From a fundamental perspective, the core issue requiring attention is earnings pressure. The K-shaped divergence in the US economy is intensifying, reflected in rising electricity prices, basic raw material prices, and storage prices, indicating structural疲软 in the employment situation with signs of扩散. Capital markets will increasingly demand clear profit returns from tech companies, especially regarding whether AI-related business models can truly deliver. Simultaneously, the punishment mechanism for excessive capital expenditure deserves持续关注.
From an industry perspective, theoretically, the emergence of large models could change software forms or even replace some software functions, potentially leading to a major reshuffle in the software industry.但从更长期看, the path from large models to Agents to embodied intelligence remains a long-term vision; the core industrial logic hasn't fundamentally changed. Current volatility stems more from liquidity and risk appetite disturbances than a剧变 in industrial direction.
Meanwhile, the "interlinked dependency" narrative is loosening. In the past, it was a crucial link for storytelling around earnings, liquidity, and capital expenditure. If this link disintegrates, unless new narratives and new liquidity expectations fill the void, companies on the chain will inevitably be affected.

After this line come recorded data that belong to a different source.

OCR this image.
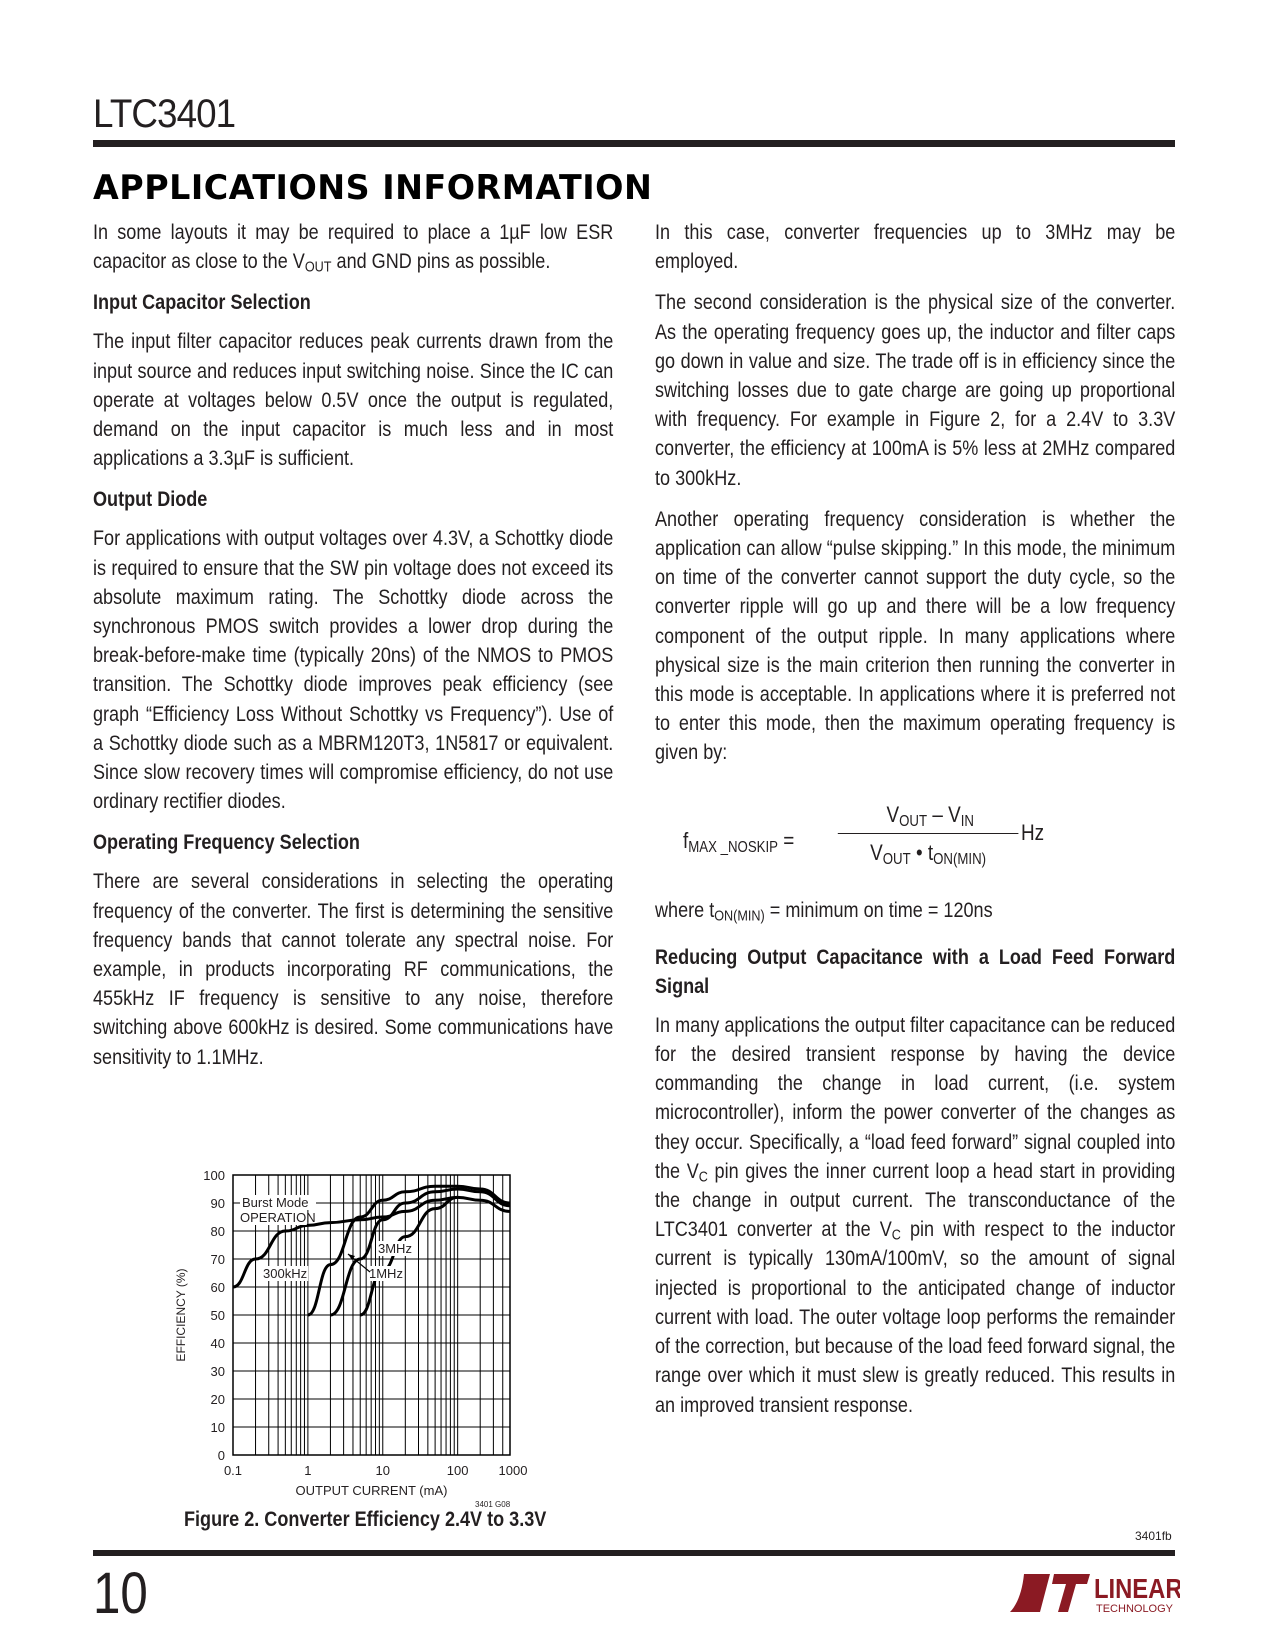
LTC3401
APPLICATIONS INFORMATION

In some layouts it may be required to place a 1µF low ESR capacitor as close to the $V_{OUT}$ and GND pins as possible.

Input Capacitor Selection

The input filter capacitor reduces peak currents drawn from the input source and reduces input switching noise. Since the IC can operate at voltages below 0.5V once the output is regulated, demand on the input capacitor is much less and in most applications a 3.3µF is sufficient.

Output Diode

For applications with output voltages over 4.3V, a Schottky diode is required to ensure that the SW pin voltage does not exceed its absolute maximum rating. The Schottky diode across the synchronous PMOS switch provides a lower drop during the break-before-make time (typically 20ns) of the NMOS to PMOS transition. The Schottky diode improves peak efficiency (see graph “Efficiency Loss Without Schottky vs Frequency”). Use of a Schottky diode such as a MBRM120T3, 1N5817 or equivalent. Since slow recovery times will compromise efficiency, do not use ordinary rectifier diodes.

Operating Frequency Selection

There are several considerations in selecting the operating frequency of the converter. The first is determining the sensitive frequency bands that cannot tolerate any spectral noise. For example, in products incorporating RF communications, the 455kHz IF frequency is sensitive to any noise, therefore switching above 600kHz is desired. Some communications have sensitivity to 1.1MHz.

In this case, converter frequencies up to 3MHz may be employed.

The second consideration is the physical size of the converter. As the operating frequency goes up, the inductor and filter caps go down in value and size. The trade off is in efficiency since the switching losses due to gate charge are going up proportional with frequency. For example in Figure 2, for a 2.4V to 3.3V converter, the efficiency at 100mA is 5% less at 2MHz compared to 300kHz.

Another operating frequency consideration is whether the application can allow “pulse skipping.” In this mode, the minimum on time of the converter cannot support the duty cycle, so the converter ripple will go up and there will be a low frequency component of the output ripple. In many applications where physical size is the main criterion then running the converter in this mode is acceptable. In applications where it is preferred not to enter this mode, then the maximum operating frequency is given by:

$f_{MAX \_NOSKIP}$ =
$V_{OUT} - V_{IN}$
$V_{OUT}$ • $t_{ON(MIN)}$
Hz

where $t_{ON(MIN)}$ = minimum on time = 120ns

Reducing Output Capacitance with a Load Feed Forward Signal

In many applications the output filter capacitance can be reduced for the desired transient response by having the device commanding the change in load current, (i.e. system microcontroller), inform the power converter of the changes as they occur. Specifically, a “load feed forward” signal coupled into the $V_C$ pin gives the inner current loop a head start in providing the change in output current. The transconductance of the LTC3401 converter at the $V_C$ pin with respect to the inductor current is typically 130mA/100mV, so the amount of signal injected is proportional to the anticipated change of inductor current with load. The outer voltage loop performs the remainder of the correction, but because of the load feed forward signal, the range over which it must slew is greatly reduced. This results in an improved transient response.

0
10
20
30
40
50
60
70
80
90
100
0.1	1	10	100 1000
OUTPUT CURRENT (mA)
EFFICIENCY (%)
Burst Mode
OPERATION
300kHz
3MHz
1MHz
3401 G08
Figure 2. Converter Efficiency 2.4V to 3.3V
3401fb
10	LINEAR
TECHNOLOGY
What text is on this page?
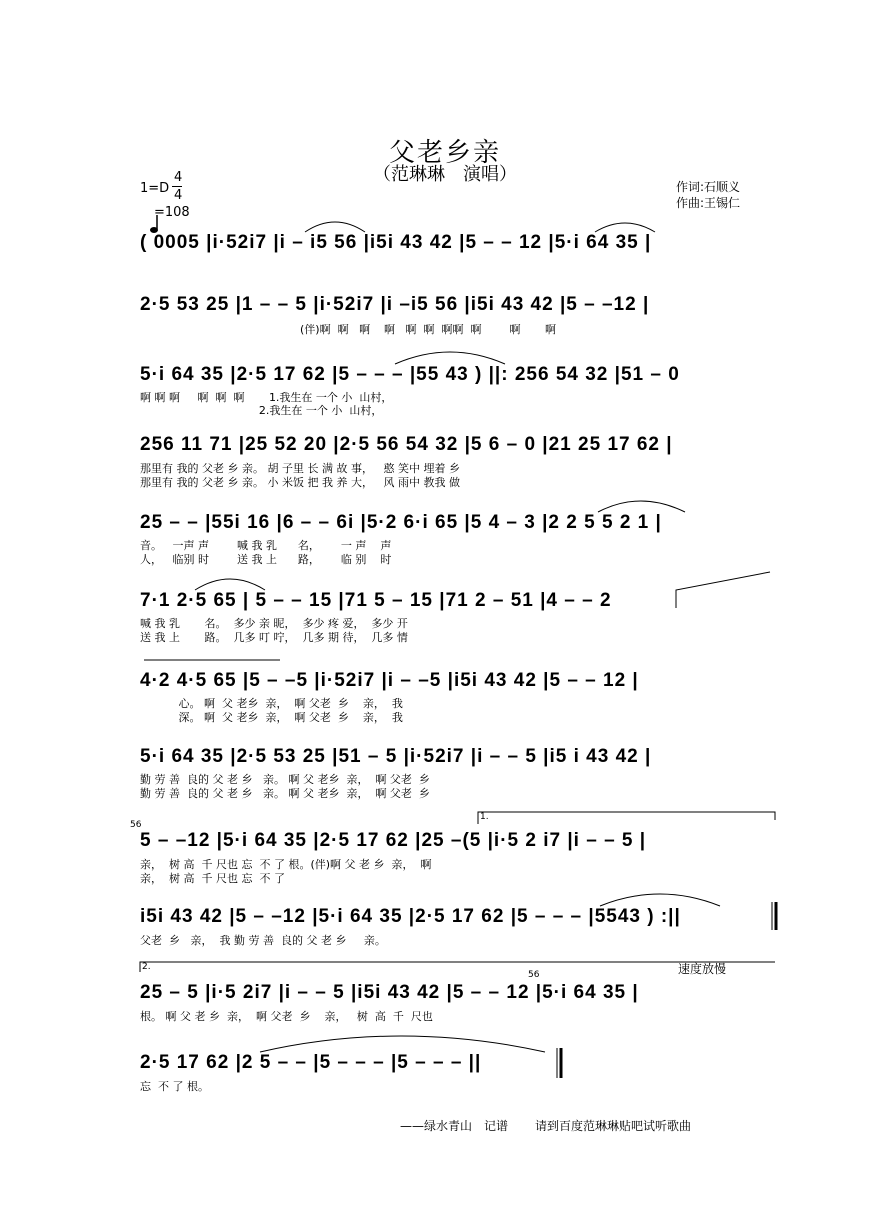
父老乡亲
（范琳琳　演唱）
1=D
4
4

=108
作词:石顺义
作曲:王锡仁
( 0005 |i·52i7 |i – i5 56 |i5i 43 42 |5 – – 12 |5·i 64 35 |
2·5 53 25 |1 – – 5 |i·52i7 |i –i5 56 |i5i 43 42 |5 – –12 |
(伴)啊  啊   啊    啊   啊  啊  啊啊  啊        啊       啊
5·i 64 35 |2·5 17 62 |5 – – – |55 43 ) ||: 256 54 32 |51 – 0
啊 啊 啊     啊  啊  啊       1.我生在 一个 小  山村，
2.我生在 一个 小  山村，
256 11 71 |25 52 20 |2·5 56 54 32 |5 6 – 0 |21 25 17 62 |
那里有 我的 父老 乡 亲。 胡 子里 长 满 故 事，   憨 笑中 埋着 乡
那里有 我的 父老 乡 亲。 小 米饭 把 我 养 大，   风 雨中 教我 做
25 – – |55i 16 |6 – – 6i |5·2 6·i 65 |5 4 – 3 |2 2 5 5 2 1 |
音。   一声 声        喊 我 乳      名，      一 声    声
人，   临别 时        送 我 上      路，      临 别    时
7·1 2·5 65 | 5 – – 15 |71 5 – 15 |71 2 – 51 |4 – – 2
喊 我 乳       名。  多少 亲 昵，  多少 疼 爱，  多少 开
送 我 上       路。  几多 叮 咛，  几多 期 待，  几多 情
4·2 4·5 65 |5 – –5 |i·52i7 |i – –5 |i5i 43 42 |5 – – 12 |
心。 啊  父 老乡  亲，  啊 父老  乡    亲，  我
深。 啊  父 老乡  亲，  啊 父老  乡    亲，  我
5·i 64 35 |2·5 53 25 |51 – 5 |i·52i7 |i – – 5 |i5 i 43 42 |
勤 劳 善  良的 父 老 乡   亲。 啊 父 老乡  亲，  啊 父老  乡
勤 劳 善  良的 父 老 乡   亲。 啊 父 老乡  亲，  啊 父老  乡
1.
56
5 – –12 |5·i 64 35 |2·5 17 62 |25 –(5 |i·5 2 i7 |i – – 5 |
亲，  树 高  千 尺也 忘  不 了 根。(伴)啊 父 老 乡  亲，  啊
亲，  树 高  千 尺也 忘  不 了
i5i 43 42 |5 – –12 |5·i 64 35 |2·5 17 62 |5 – – – |5543 ) :||
父老  乡   亲，  我 勤 劳 善  良的 父 老 乡     亲。
2.	速度放慢
56
25 – 5 |i·5 2i7 |i – – 5 |i5i 43 42 |5 – – 12 |5·i 64 35 |
根。 啊 父 老 乡  亲，  啊 父老  乡    亲，   树  高  千  尺也
2·5 17 62 |2 5 – – |5 – – – |5 – – – ||
忘  不 了 根。
——绿水青山　记谱 请到百度范琳琳贴吧试听歌曲
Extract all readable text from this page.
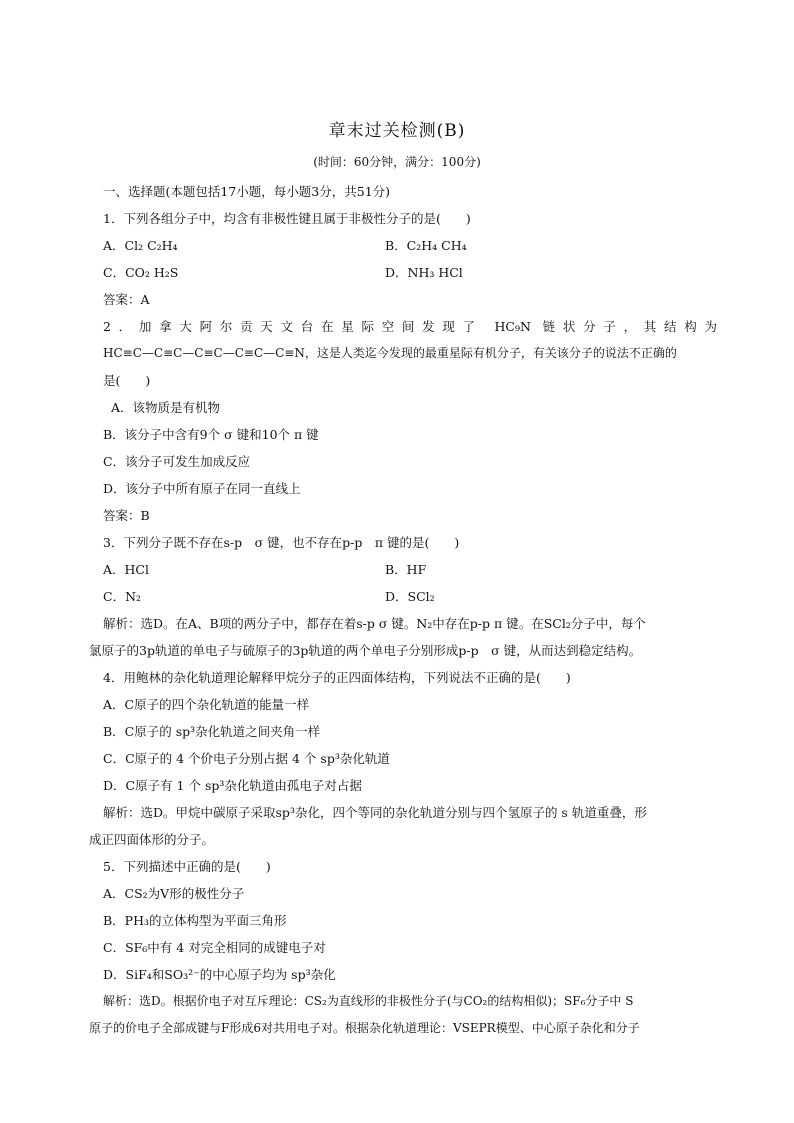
章末过关检测(B)
(时间：60分钟，满分：100分)
一、选择题(本题包括17小题，每小题3分，共51分)
1．下列各组分子中，均含有非极性键且属于非极性分子的是(　　)
A．Cl₂ C₂H₄	B．C₂H₄ CH₄
C．CO₂ H₂S	D．NH₃ HCl
答案：A
2．加拿大阿尔贡天文台在星际空间发现了 HC₉N 链状分子，其结构为
HC≡C—C≡C—C≡C—C≡C—C≡N，这是人类迄今发现的最重星际有机分子，有关该分子的说法不正确的
是(　　)
A．该物质是有机物
B．该分子中含有9个 σ 键和10个 π 键
C．该分子可发生加成反应
D．该分子中所有原子在同一直线上
答案：B
3．下列分子既不存在s-p　σ 键，也不存在p-p　π 键的是(　　)
A．HCl	B．HF
C．N₂	D．SCl₂
解析：选D。在A、B项的两分子中，都存在着s-p σ 键。N₂中存在p-p π 键。在SCl₂分子中，每个
氯原子的3p轨道的单电子与硫原子的3p轨道的两个单电子分别形成p-p　σ 键，从而达到稳定结构。
4．用鲍林的杂化轨道理论解释甲烷分子的正四面体结构，下列说法不正确的是(　　)
A．C原子的四个杂化轨道的能量一样
B．C原子的 sp³杂化轨道之间夹角一样
C．C原子的 4 个价电子分别占据 4 个 sp³杂化轨道
D．C原子有 1 个 sp³杂化轨道由孤电子对占据
解析：选D。甲烷中碳原子采取sp³杂化，四个等同的杂化轨道分别与四个氢原子的 s 轨道重叠，形
成正四面体形的分子。
5．下列描述中正确的是(　　)
A．CS₂为V形的极性分子
B．PH₃的立体构型为平面三角形
C．SF₆中有 4 对完全相同的成键电子对
D．SiF₄和SO₃²⁻的中心原子均为 sp³杂化
解析：选D。根据价电子对互斥理论：CS₂为直线形的非极性分子(与CO₂的结构相似)；SF₆分子中 S
原子的价电子全部成键与F形成6对共用电子对。根据杂化轨道理论：VSEPR模型、中心原子杂化和分子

Early this year, high-volatility beta assets like gold, non-ferrous metals, cryptocurrencies, and Bitcoin experienced联动 deleveraging. Various assets are高度相关 at the liquidity level, and deleveraging triggered declining risk appetite,爆发 a chain reaction. The earnings environment for US stocks in 2026 is not轻松. Market patience is接近极限. Valuation demands on earnings will become more严苛. Emotionally catalyzed increased volatility is almost certain, but whether tech stocks have reached an inflection point仍需观察. What is certain is that market skepticism will增强 this year, requirements for earnings delivery will显著提高, and tolerance for capital expenditure will继续下降.
Risk提示: Uncertainty regarding AI commercial prospects;超预期 monetary policy changes during the Fed Chair transition year;超预期 changes in Trump's midterm election odds;超预期 geopolitical developments.